The impact of obesity on inflammatory markers used in the assessment of disease activity in rheumatoid arthritis – a cross-sectional study
Department of Rheumatology, Fortis Flt. Lt. Rajan Dhall Hospital, New Delhi, India
Centre for Excellence in Diabetes, Obesity and Cholesterol, Fortis Flt. Lt. Rajan Dhall Hospital, New Delhi, India
Data nadesłania: 14-01-2020
Data ostatniej rewizji: 22-02-2020
Data akceptacji: 23-02-2020
Data publikacji online: 28-02-2020
Data publikacji: 28-02-2020
Reumatologia 2020;58(1):9-14
Obesity is known to be associated with elevated levels of inflammatory markers. The aim of the study was to assess the confounding effect of obesity on the levels of erythrocyte sedimentation rate (ESR) and C-reactive protein (CRP) in patients with rheumatoid arthritis (RA) in low disease activity state or remission as indicated by clinical disease activity index (CDAI).

Material and methods:
Adult RA patients with CDAI less than 10 were divided into two groups: obese and non-obese, based on body mass index. Relevant exclusions were applied to eliminate causes of raised inflammatory markers other than obesity. The difference of CRP and ESR levels between the obese and non-obese groups was analyzed.
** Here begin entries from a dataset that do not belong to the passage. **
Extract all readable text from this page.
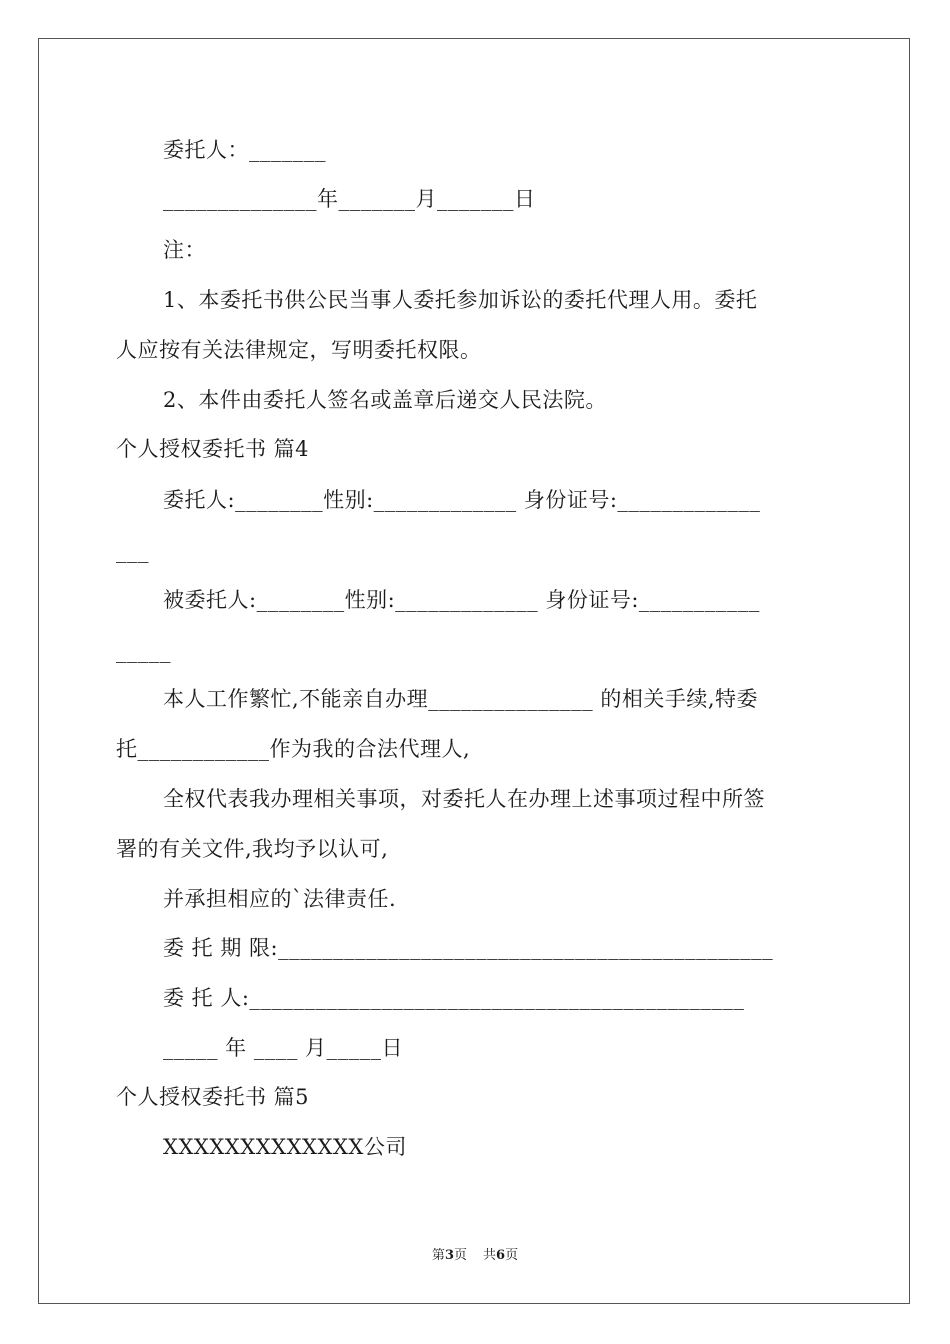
委托人：_______
______________年_______月_______日
注：
1、本委托书供公民当事人委托参加诉讼的委托代理人用。委托
人应按有关法律规定，写明委托权限。
2、本件由委托人签名或盖章后递交人民法院。
个人授权委托书 篇4
委托人:________性别:_____________ 身份证号:_____________
___
被委托人:________性别:_____________ 身份证号:___________
_____
本人工作繁忙,不能亲自办理_______________ 的相关手续,特委
托____________作为我的合法代理人,
全权代表我办理相关事项，对委托人在办理上述事项过程中所签
署的有关文件,我均予以认可,
并承担相应的`法律责任.
委 托 期 限:_____________________________________________
委 托 人:_____________________________________________
_____ 年 ____ 月_____日
个人授权委托书 篇5
XXXXXXXXXXXXX公司
第3页 共6页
Obese patients with RA (n = 85) had higher CRP and ESR than non-obese patients (n = 66) (p-values 0.008 and 0.000005, respectively). In addition, obese females with RA had significantly higher CRP and ESR as compared to non-obese females. However, the difference was not significant in males. Twenty-one obese (24.7%) and two non-obese RA patients (3%) had elevated CRP (difference of approximately 22% [24.7 minus 3]). Forty obese (47%) and 16 non-obese RA patients (24.2%) had elevated ESR (difference of approximately 23% [47 minus 24.2]). Thus, obesity was the attributable cause of falsely elevated CRP and ESR in 22% and 23% of patients, respectively.

About one-fifth of patients with RA, who are actually in low disease activity, may have elevated inflammatory markers, primarily because of obesity. Therefore, elevated CRP and ESR in obese patients with RA should be interpreted with caution because it may lead to unnecessary overtreatment.